Kim Gandy, head of the National Organization of Women, said Obama had reversed a policy that "has forced international family planning organizations to make an impossible choice between providing comprehensive reproductive health care and receiving funds that enable them to help women in need."
"Women around the world have died as a result of this heartless policy," she said.
According to Population Action International (PAI), the gag rule resulted in Nepal's largest family planning provider losing two-thirds of its total supply of contraceptives and saw the number of women in Ghana who sought care for complications after an abortion soar after contraceptive supplies were cut off to a large clinic there.
Women in developing countries, where access to contraception is poor, often turn to abortion as a means of birth control, a World Bank report has said.
Tod Preston, vice president of PAI, said lifting the gag rule was "an important step to save women's lives around the world.
"Family planning should not be a political issue; it's about basic health care and well-being for women and children," he said.
Secretary of State Hillary Clinton said Obama's repeal of the ban was "a welcomed and important step" that would help ensure women and children have full access to health information and services.

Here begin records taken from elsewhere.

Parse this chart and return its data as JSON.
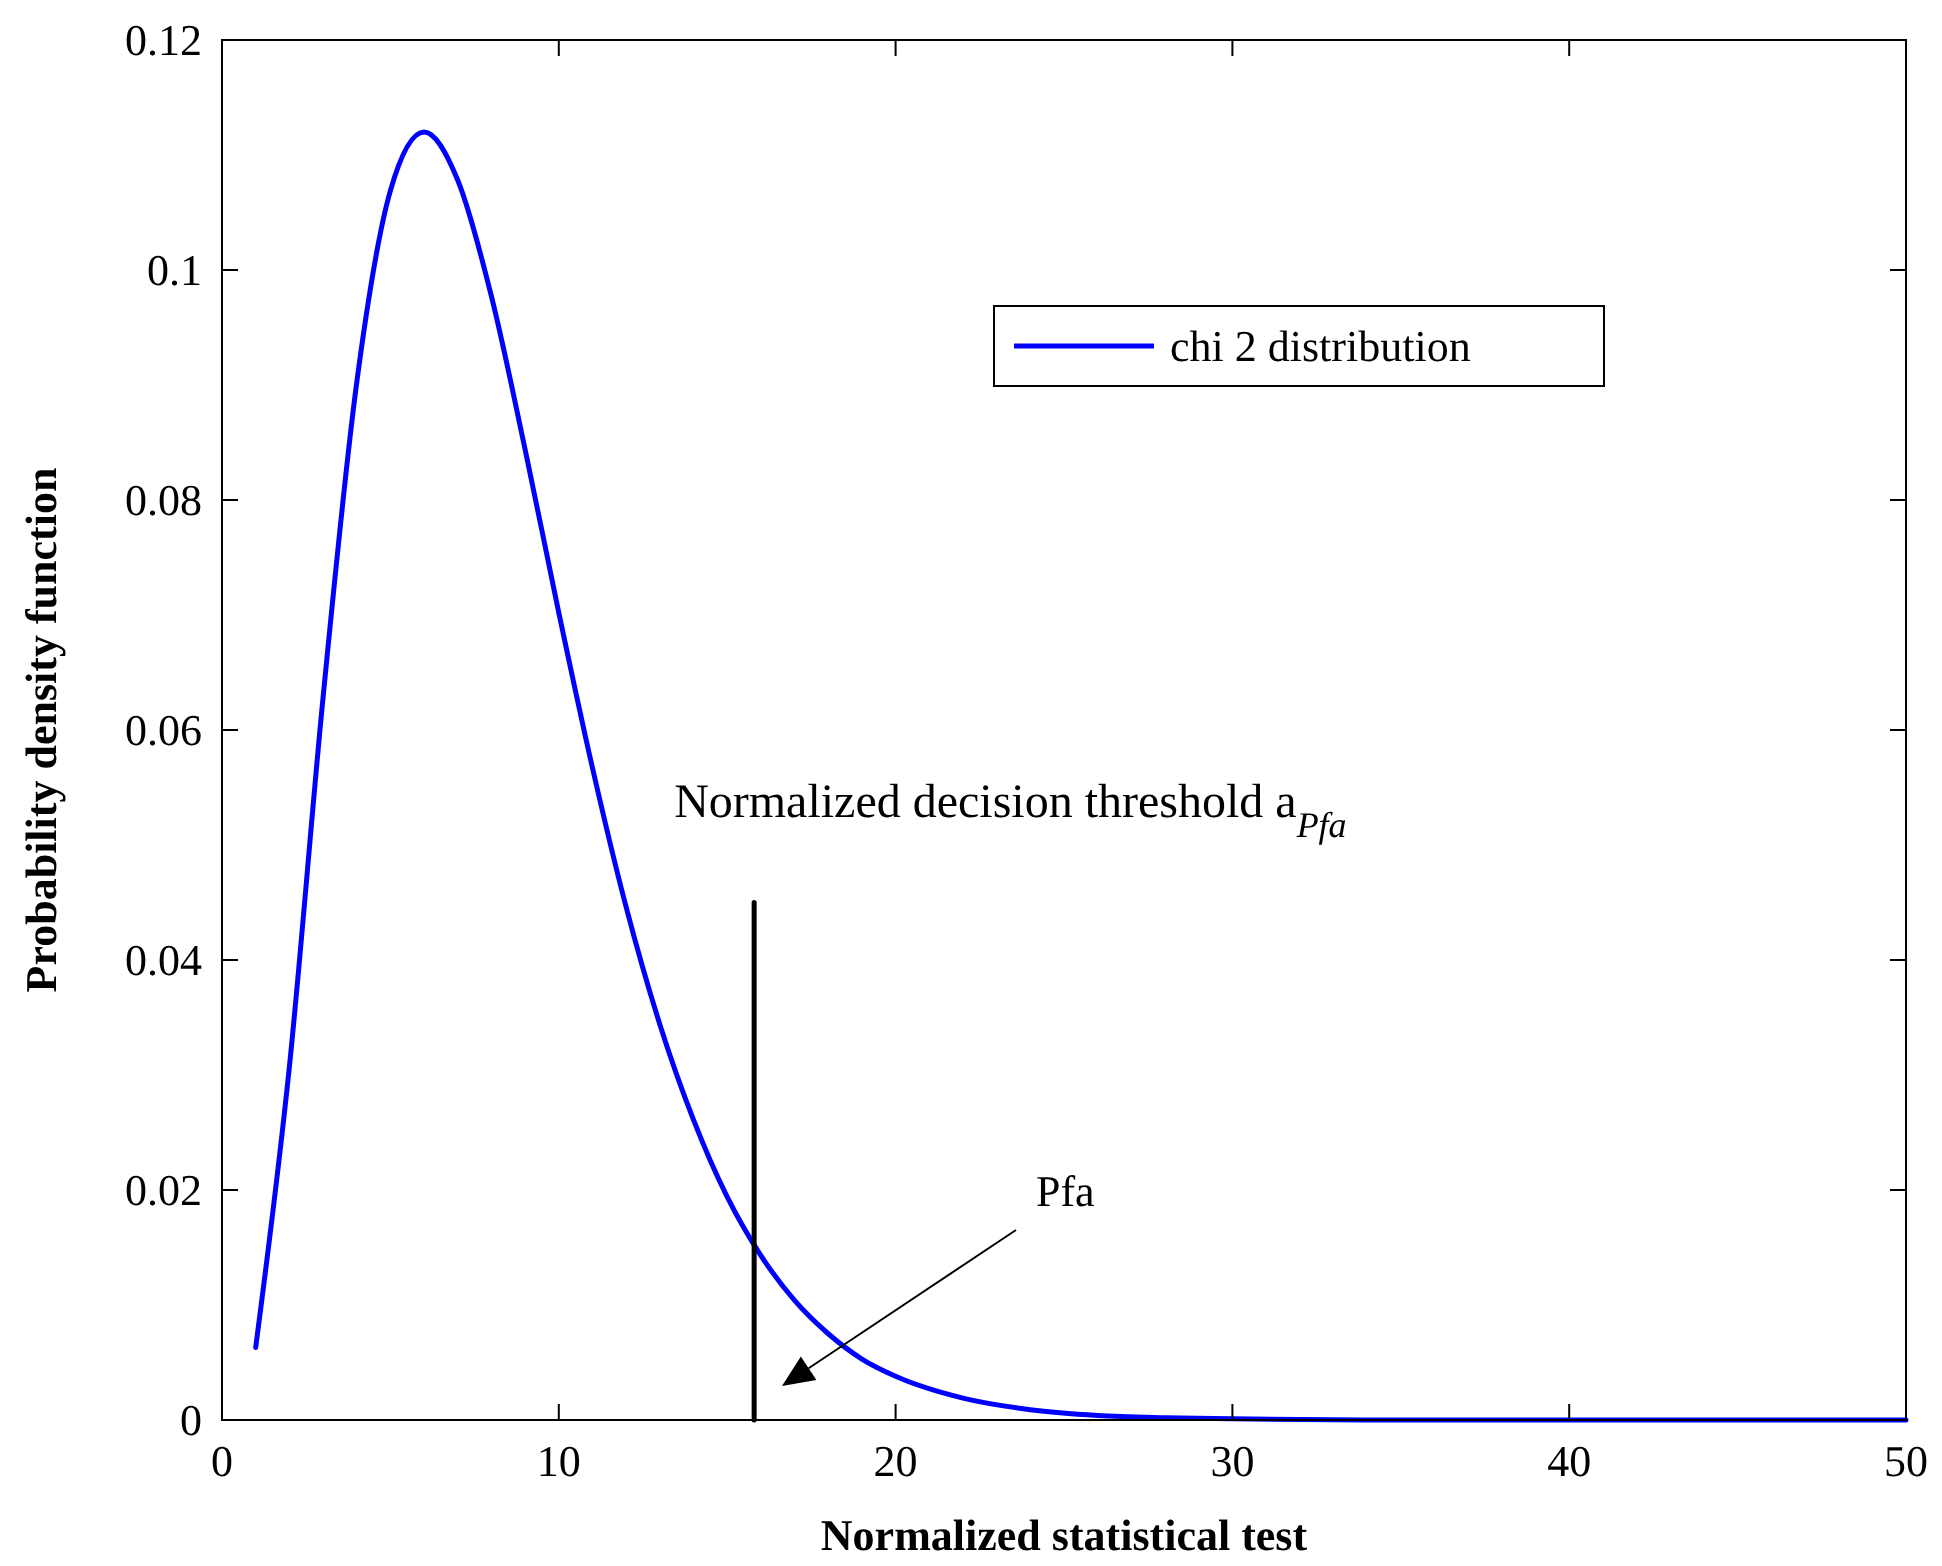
{
  "chart_data": {
    "type": "line",
    "xlabel": "Normalized statistical test",
    "ylabel": "Probability density function",
    "xlim": [
      0,
      50
    ],
    "ylim": [
      0,
      0.12
    ],
    "xticks": [
      0,
      10,
      20,
      30,
      40,
      50
    ],
    "yticks": [
      0,
      0.02,
      0.04,
      0.06,
      0.08,
      {
        "value": 0.1,
        "label": "0.1"
      },
      0.12
    ],
    "grid": false,
    "legend": "top right",
    "line_style": "solid",
    "marker": "none",
    "series": [
      {
        "name": "chi 2 distribution",
        "color": "#0000ff",
        "x": [
          1,
          2,
          3,
          4,
          5,
          6,
          7,
          8,
          9,
          10,
          11,
          12,
          13,
          14,
          15,
          16,
          17,
          18,
          19,
          20,
          22,
          24,
          26,
          28,
          30,
          35,
          40,
          45,
          50
        ],
        "values": [
          0.0063,
          0.0307,
          0.0628,
          0.0902,
          0.1069,
          0.112,
          0.1078,
          0.0977,
          0.0844,
          0.0702,
          0.0567,
          0.0446,
          0.0344,
          0.0261,
          0.0194,
          0.0143,
          0.0104,
          0.0075,
          0.0053,
          0.0038,
          0.0019,
          0.0009,
          0.0004,
          0.0002,
          0.0001,
          0,
          0,
          0,
          0
        ]
      },
      {
        "color": "#000000",
        "x": [
          15.8,
          15.8
        ],
        "values": [
          0,
          0.045
        ]
      }
    ],
    "annotations": [
      {
        "text": "Normalized decision threshold a$_{Pfa}$",
        "x": 15.8,
        "y": 0.045
      },
      "Pfa"
    ]
  }
}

Democratic Senator John Kerry applauded Obama for sending "a powerful signal around the world that the United States is once again back in the business of good public policy, and ideology no longer blunts our ability to save lives around the globe."

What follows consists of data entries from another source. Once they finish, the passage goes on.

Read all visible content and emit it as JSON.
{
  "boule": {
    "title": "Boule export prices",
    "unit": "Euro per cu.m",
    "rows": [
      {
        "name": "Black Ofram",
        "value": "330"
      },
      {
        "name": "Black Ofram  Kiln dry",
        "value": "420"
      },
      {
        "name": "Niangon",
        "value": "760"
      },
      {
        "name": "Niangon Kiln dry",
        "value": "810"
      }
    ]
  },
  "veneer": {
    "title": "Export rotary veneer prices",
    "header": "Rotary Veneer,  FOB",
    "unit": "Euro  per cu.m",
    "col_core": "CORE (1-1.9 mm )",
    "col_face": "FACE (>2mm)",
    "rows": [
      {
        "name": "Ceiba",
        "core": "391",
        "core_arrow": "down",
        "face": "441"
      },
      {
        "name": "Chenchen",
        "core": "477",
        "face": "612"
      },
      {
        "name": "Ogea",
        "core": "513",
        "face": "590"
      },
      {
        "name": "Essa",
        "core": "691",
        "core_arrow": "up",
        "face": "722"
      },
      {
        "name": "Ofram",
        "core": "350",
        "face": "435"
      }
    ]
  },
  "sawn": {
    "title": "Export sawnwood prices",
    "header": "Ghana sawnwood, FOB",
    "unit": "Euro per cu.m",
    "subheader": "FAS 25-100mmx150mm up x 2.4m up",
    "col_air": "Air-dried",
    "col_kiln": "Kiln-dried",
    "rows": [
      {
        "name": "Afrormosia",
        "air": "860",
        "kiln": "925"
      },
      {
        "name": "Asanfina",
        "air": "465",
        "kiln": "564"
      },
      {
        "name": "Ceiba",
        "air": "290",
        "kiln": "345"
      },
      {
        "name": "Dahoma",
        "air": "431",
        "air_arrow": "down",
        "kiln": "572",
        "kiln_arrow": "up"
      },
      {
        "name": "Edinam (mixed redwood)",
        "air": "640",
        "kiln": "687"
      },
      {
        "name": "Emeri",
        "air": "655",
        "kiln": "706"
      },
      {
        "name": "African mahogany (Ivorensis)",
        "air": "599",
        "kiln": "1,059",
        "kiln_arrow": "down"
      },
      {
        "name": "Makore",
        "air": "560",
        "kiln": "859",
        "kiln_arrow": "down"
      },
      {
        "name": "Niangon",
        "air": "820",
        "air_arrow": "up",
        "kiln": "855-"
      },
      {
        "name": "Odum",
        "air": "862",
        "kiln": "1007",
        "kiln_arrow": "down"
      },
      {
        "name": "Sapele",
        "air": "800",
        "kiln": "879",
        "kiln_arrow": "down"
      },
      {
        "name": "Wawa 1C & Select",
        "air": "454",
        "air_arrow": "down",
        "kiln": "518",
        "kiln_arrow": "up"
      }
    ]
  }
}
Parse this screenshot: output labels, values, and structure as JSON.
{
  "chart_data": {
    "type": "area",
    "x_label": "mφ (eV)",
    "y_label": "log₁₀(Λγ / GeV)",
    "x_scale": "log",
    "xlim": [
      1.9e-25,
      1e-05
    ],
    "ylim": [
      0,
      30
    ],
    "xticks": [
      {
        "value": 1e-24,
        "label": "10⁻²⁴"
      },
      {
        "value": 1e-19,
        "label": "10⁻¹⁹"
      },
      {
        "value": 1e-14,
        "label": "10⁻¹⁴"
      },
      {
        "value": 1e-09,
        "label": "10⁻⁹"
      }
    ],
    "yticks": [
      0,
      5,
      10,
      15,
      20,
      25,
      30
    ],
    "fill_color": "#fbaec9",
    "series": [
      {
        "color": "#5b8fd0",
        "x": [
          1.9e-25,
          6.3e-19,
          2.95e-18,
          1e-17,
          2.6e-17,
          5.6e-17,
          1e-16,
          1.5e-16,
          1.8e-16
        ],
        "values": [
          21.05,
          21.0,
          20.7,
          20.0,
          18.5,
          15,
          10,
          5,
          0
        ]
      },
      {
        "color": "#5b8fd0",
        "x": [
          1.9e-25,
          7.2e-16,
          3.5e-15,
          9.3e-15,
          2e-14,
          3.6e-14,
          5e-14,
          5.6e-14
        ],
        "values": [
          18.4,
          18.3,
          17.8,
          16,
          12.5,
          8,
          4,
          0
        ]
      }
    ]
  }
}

More than 250 health and human rights organizations from around the world sent Obama a letter, thanking him for ending a policy "which has contributed to the deaths and injuries of countless women and girls."
United Nations Population Fund Executive Director Thoraya Ahmed Obaid said Obama's decision to restore funding was "an essential step towards creating a world where all women have the opportunity to participate as equal members of society."
Anti-abortion groups were up in arms and vowed to fight the move.
"We were prepared for this and we will work very hard in Congress to see what we can do to get this overturned," Judie Brown, president of the American Life League, told AFP.
"I think it's a horrible tactic to take toward third world countries if the best we can do for them is provide organizations with the money needed to perform abortions on their children," she said.
Tony Perkins, head of the Family Research Council, said lifting the gag rule was tantamount to "exporting a culture of death," and House Republican Whip Eric Cantor said he was "saddened by this decision and the lives that will be lost because of it."